Charles Donald LeBlanc (born August 1, 1959) is a Canadian blogger and political activist based in Fredericton, New Brunswick.

== Early life and career ==
Charles Donald LeBlanc was originally from College Bridge (now part of Memramcook), New Brunswick, and was the oldest of two brothers and one sister. In 1978, he graduated from École Mathieu-Martin, a francophone high school in Dieppe. In his late teens, LeBlanc was a long-distance cycler which between June 23, 1978 and January 1979, bearing the nickname "10-Speed Charlie", he cycled from Halifax, Nova Scotia through the United States East Coast to Florida, then along the Southern United States before finishing in Sacramento, California, on a Optimist International-sponsored trek covering 9000 mi before retiring from cycling at the age of 19.

In the early 1980s, he began working for Saint John Shipbuilding, spending the next 18 years working as a labourer. Throughout the 1990s, LeBlanc frequently wrote letters to the editors of the Saint John newspaper Saint John Times Globe.

== Blogging and activism ==
=== Activism ===
LeBlanc vehemently opposed the New Brunswick Confederation of Regions Party (CoR) for their anti-bilingual sentiment. In November 1991, he disrupted the New Brunswick Confederation of Regions Party's annual meeting in Saint John in response to CoR leader Danny Cameron's suggestion that the Acadian flag be removed from the legislature.

In June 2003, LeBlanc started a protest camp outside of the New Brunswick Legislative Building in Fredericton, where for the next six months he spent living in a tent to protest excessive use of Ritalin to treat children with attention deficit hyperactivity disorder (ADHD).

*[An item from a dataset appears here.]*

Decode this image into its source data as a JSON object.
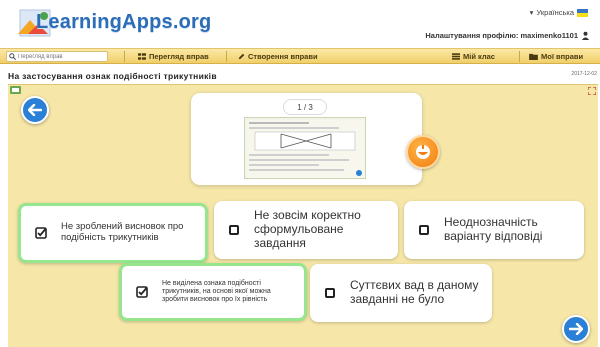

His protest, during which he received 10,000 signatures, finished in December 2003.

=== Blogging ===
According to LeBlanc, he was introduced to blogging by benefactors who provided him with a computer and a digital camera. On June 9, 2006, LeBlanc went to Saint John to document a group of people protesting against a conference related to trade between Atlantic Canada and New England, where he was arrested by Saint John Police Force officers, and was charged with obstructing an officer. During the incident, authorities seized his camera and deleted photos on it. In response, LeBlanc filed a complaint against the police force. Later that month, he was banned from the property of the legislative building by a committee of provincial legislature members, who alleged that he harassed legislative staff. In November 2006, the charge against LeBlanc in relation to the incident in Saint John was dismissed in court, where it was also found that the Saint John Police Force's actions were unwarranted.

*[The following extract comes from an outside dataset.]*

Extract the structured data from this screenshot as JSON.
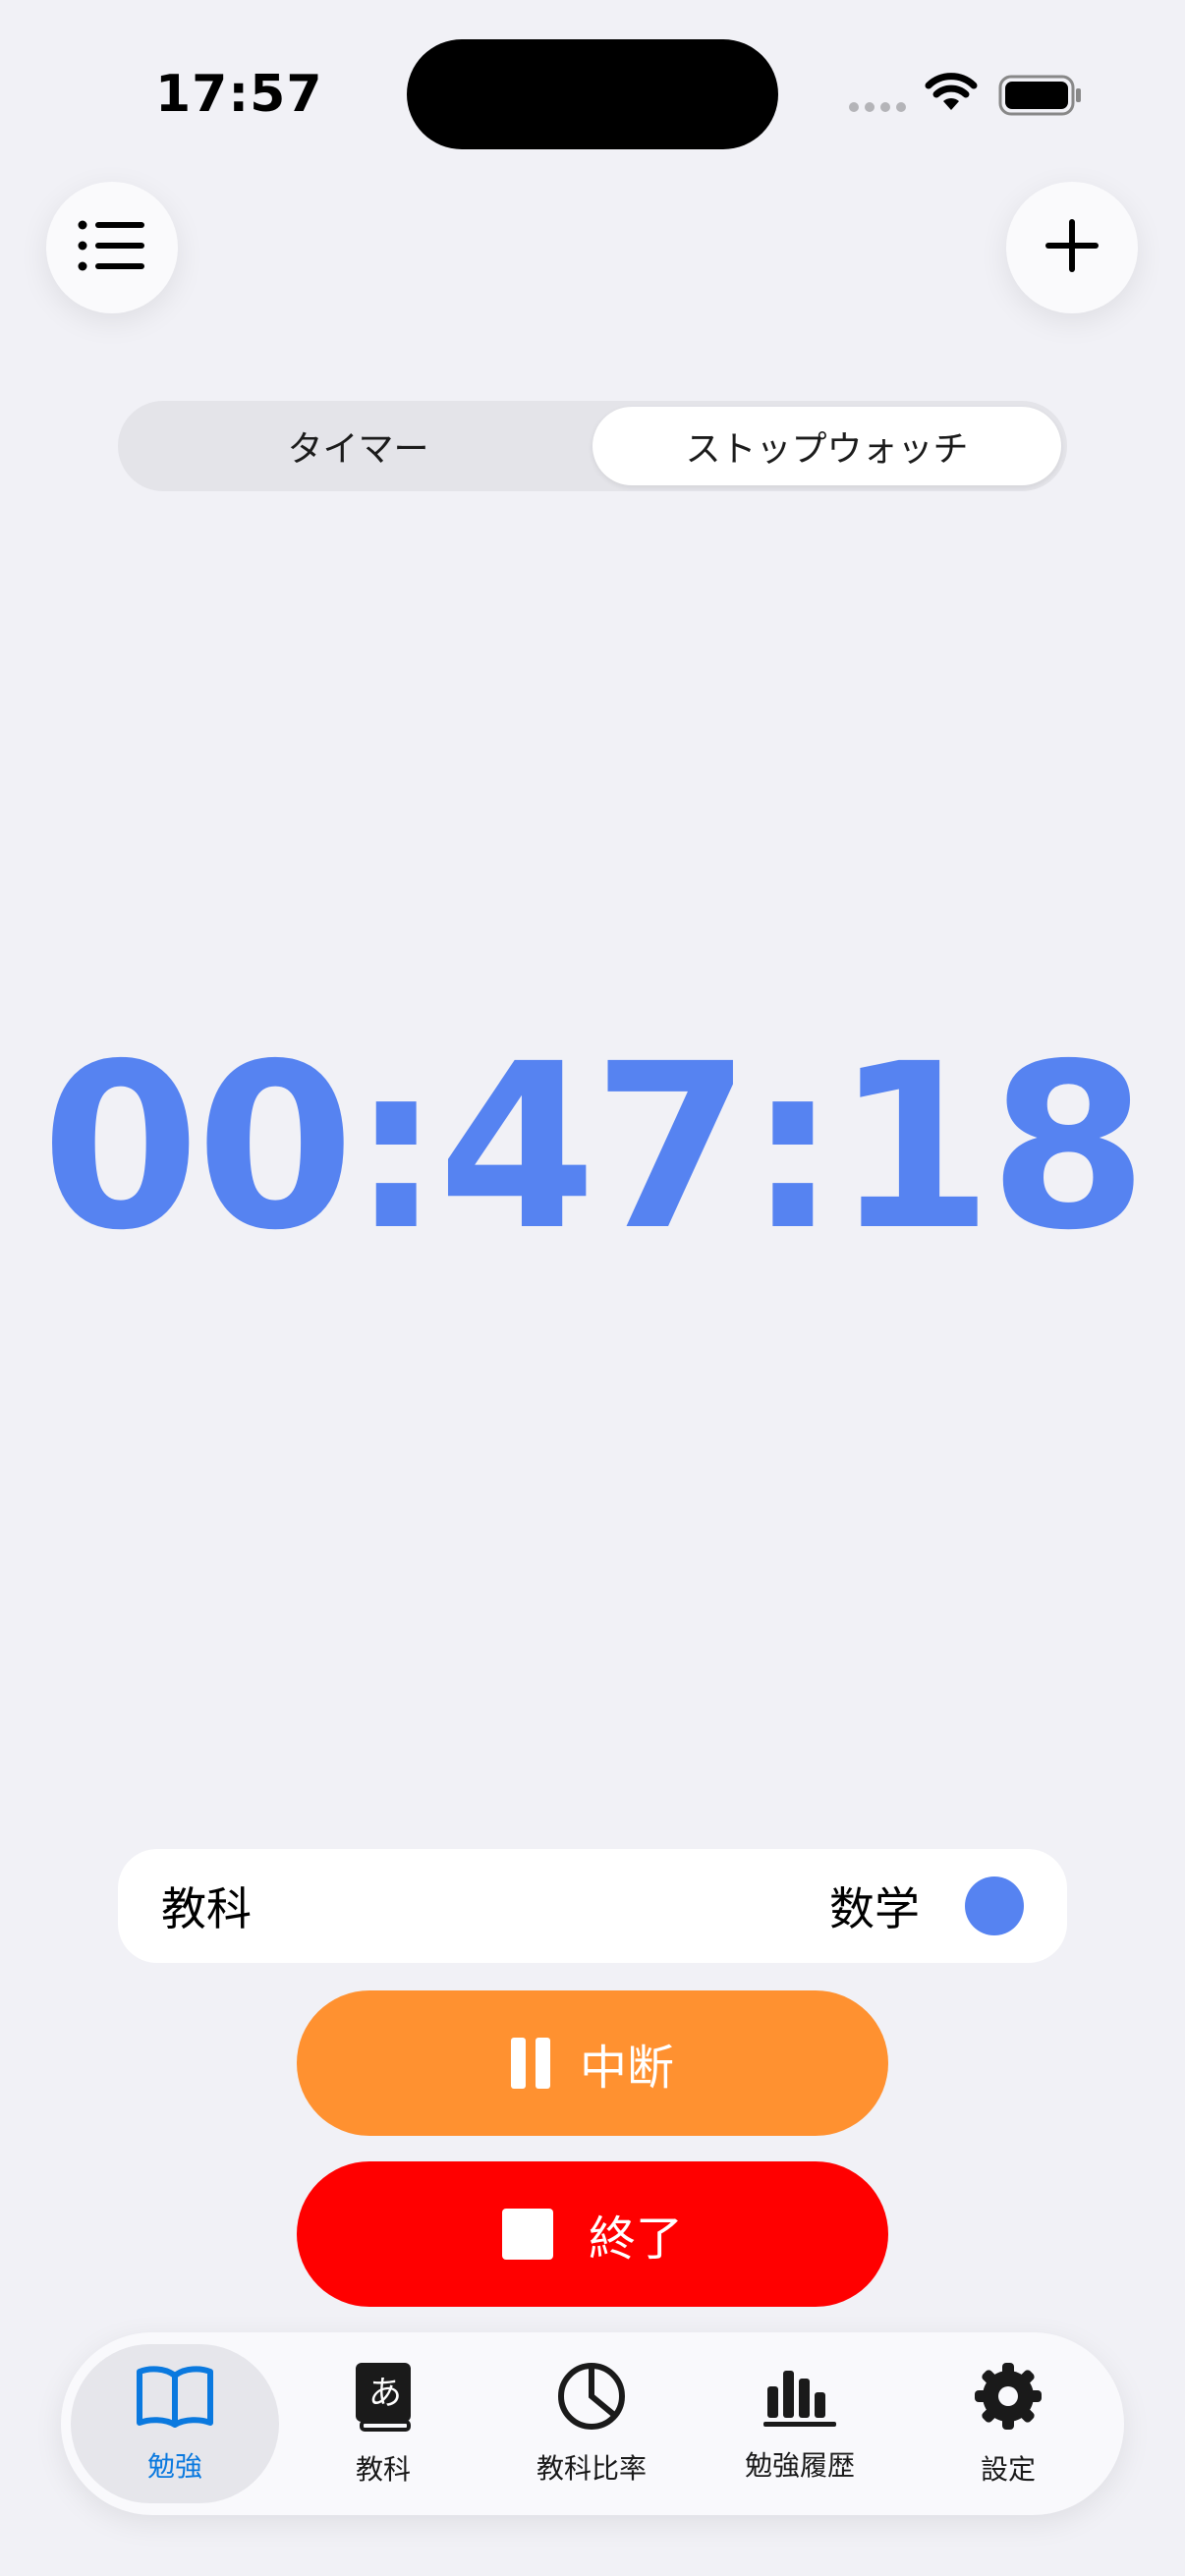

On January 19, 2012, Fredericton City Police officers raided LeBlanc's apartment and charged him with libel under Section 301 of the Criminal Code of Canada in connection with a 2011 blog post about one of their officers. In response, the Canadian Civil Liberties Association wrote a letter to Fredericton Police Chief Barry MacKnight questioning the force's treatment of LeBlanc. Fredericton Mayor Brad Woodside also expressed disagreement with the police force's handling of the situation. In May 2012, the provincial government announced that the charges against LeBlanc would not proceed under consensus that Section 301 was unconstitutional. LeBlanc's blog was eventually taken down by Google on August 18, 2014, after receiving a complaint from Fredericton Chief Administrative Officer Chris MacPherson regarding LeBlanc's content about the police force. He was arrested in November 2016 under libel charges for a second time, which were again not approved by the Crown in May 2017.

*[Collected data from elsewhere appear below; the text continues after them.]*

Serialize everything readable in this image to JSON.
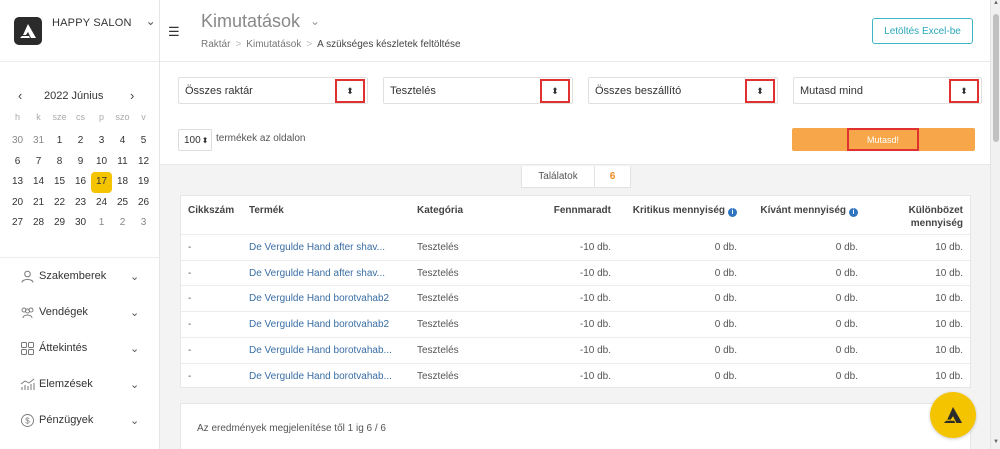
{
  "brand": {
    "name": "HAPPY SALON"
  },
  "calendar": {
    "title": "2022 Június",
    "weekdays": [
      "h",
      "k",
      "sze",
      "cs",
      "p",
      "szo",
      "v"
    ],
    "days": [
      {
        "d": "30",
        "muted": true
      },
      {
        "d": "31",
        "muted": true
      },
      {
        "d": "1"
      },
      {
        "d": "2"
      },
      {
        "d": "3"
      },
      {
        "d": "4"
      },
      {
        "d": "5"
      },
      {
        "d": "6"
      },
      {
        "d": "7"
      },
      {
        "d": "8"
      },
      {
        "d": "9"
      },
      {
        "d": "10"
      },
      {
        "d": "11"
      },
      {
        "d": "12"
      },
      {
        "d": "13"
      },
      {
        "d": "14"
      },
      {
        "d": "15"
      },
      {
        "d": "16"
      },
      {
        "d": "17",
        "today": true
      },
      {
        "d": "18"
      },
      {
        "d": "19"
      },
      {
        "d": "20"
      },
      {
        "d": "21"
      },
      {
        "d": "22"
      },
      {
        "d": "23"
      },
      {
        "d": "24"
      },
      {
        "d": "25"
      },
      {
        "d": "26"
      },
      {
        "d": "27"
      },
      {
        "d": "28"
      },
      {
        "d": "29"
      },
      {
        "d": "30"
      },
      {
        "d": "1",
        "muted": true
      },
      {
        "d": "2",
        "muted": true
      },
      {
        "d": "3",
        "muted": true
      }
    ],
    "today_color": "#f5c400"
  },
  "nav": {
    "items": [
      {
        "label": "Szakemberek",
        "icon": "user-icon"
      },
      {
        "label": "Vendégek",
        "icon": "users-icon"
      },
      {
        "label": "Áttekintés",
        "icon": "grid-icon"
      },
      {
        "label": "Elemzések",
        "icon": "chart-icon"
      },
      {
        "label": "Pénzügyek",
        "icon": "dollar-icon"
      }
    ]
  },
  "header": {
    "title": "Kimutatások",
    "breadcrumb": [
      "Raktár",
      "Kimutatások",
      "A szükséges készletek feltöltése"
    ],
    "excel_button": "Letöltés Excel-be"
  },
  "filters": {
    "warehouse": "Összes raktár",
    "category": "Tesztelés",
    "supplier": "Összes beszállító",
    "show_mode": "Mutasd mind",
    "per_page": "100",
    "per_page_label": "termékek az oldalon",
    "show_button": "Mutasd!"
  },
  "results": {
    "label": "Találatok",
    "count": "6"
  },
  "table": {
    "headers": {
      "sku": "Cikkszám",
      "product": "Termék",
      "category": "Kategória",
      "remaining": "Fennmaradt",
      "critical": "Kritikus mennyiség",
      "desired": "Kívánt mennyiség",
      "diff_line1": "Különbözet",
      "diff_line2": "mennyiség"
    },
    "rows": [
      {
        "sku": "-",
        "product": "De Vergulde Hand after shav...",
        "category": "Tesztelés",
        "remaining": "-10 db.",
        "critical": "0 db.",
        "desired": "0 db.",
        "diff": "10 db."
      },
      {
        "sku": "-",
        "product": "De Vergulde Hand after shav...",
        "category": "Tesztelés",
        "remaining": "-10 db.",
        "critical": "0 db.",
        "desired": "0 db.",
        "diff": "10 db."
      },
      {
        "sku": "-",
        "product": "De Vergulde Hand borotvahab2",
        "category": "Tesztelés",
        "remaining": "-10 db.",
        "critical": "0 db.",
        "desired": "0 db.",
        "diff": "10 db."
      },
      {
        "sku": "-",
        "product": "De Vergulde Hand borotvahab2",
        "category": "Tesztelés",
        "remaining": "-10 db.",
        "critical": "0 db.",
        "desired": "0 db.",
        "diff": "10 db."
      },
      {
        "sku": "-",
        "product": "De Vergulde Hand borotvahab...",
        "category": "Tesztelés",
        "remaining": "-10 db.",
        "critical": "0 db.",
        "desired": "0 db.",
        "diff": "10 db."
      },
      {
        "sku": "-",
        "product": "De Vergulde Hand borotvahab...",
        "category": "Tesztelés",
        "remaining": "-10 db.",
        "critical": "0 db.",
        "desired": "0 db.",
        "diff": "10 db."
      }
    ]
  },
  "footer": {
    "summary": "Az eredmények megjelenítése től 1 ig 6 / 6"
  },
  "colors": {
    "accent": "#f7a74a",
    "link": "#3a6ea5",
    "excel": "#2ba8b8",
    "highlight": "#e03131"
  }
}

On June 3, 2017, LeBlanc filmed a video interviewing a man later identified as Matthew Raymond, who, in 2018, carried out a mass shooting in Fredericton, killing four people, including two police officers. In the video, Raymond was seen protesting outside of the legislative building and making inflammatory statements about Muslim immigrants, wearing a sandwich board reading "No Sharia Law". LeBlanc pressed Raymond on the validity of his claims and asked if he had a mental illness.

== Personal life ==
LeBlanc has ADHD, which has been one of the focal points of his blogging, along with poverty.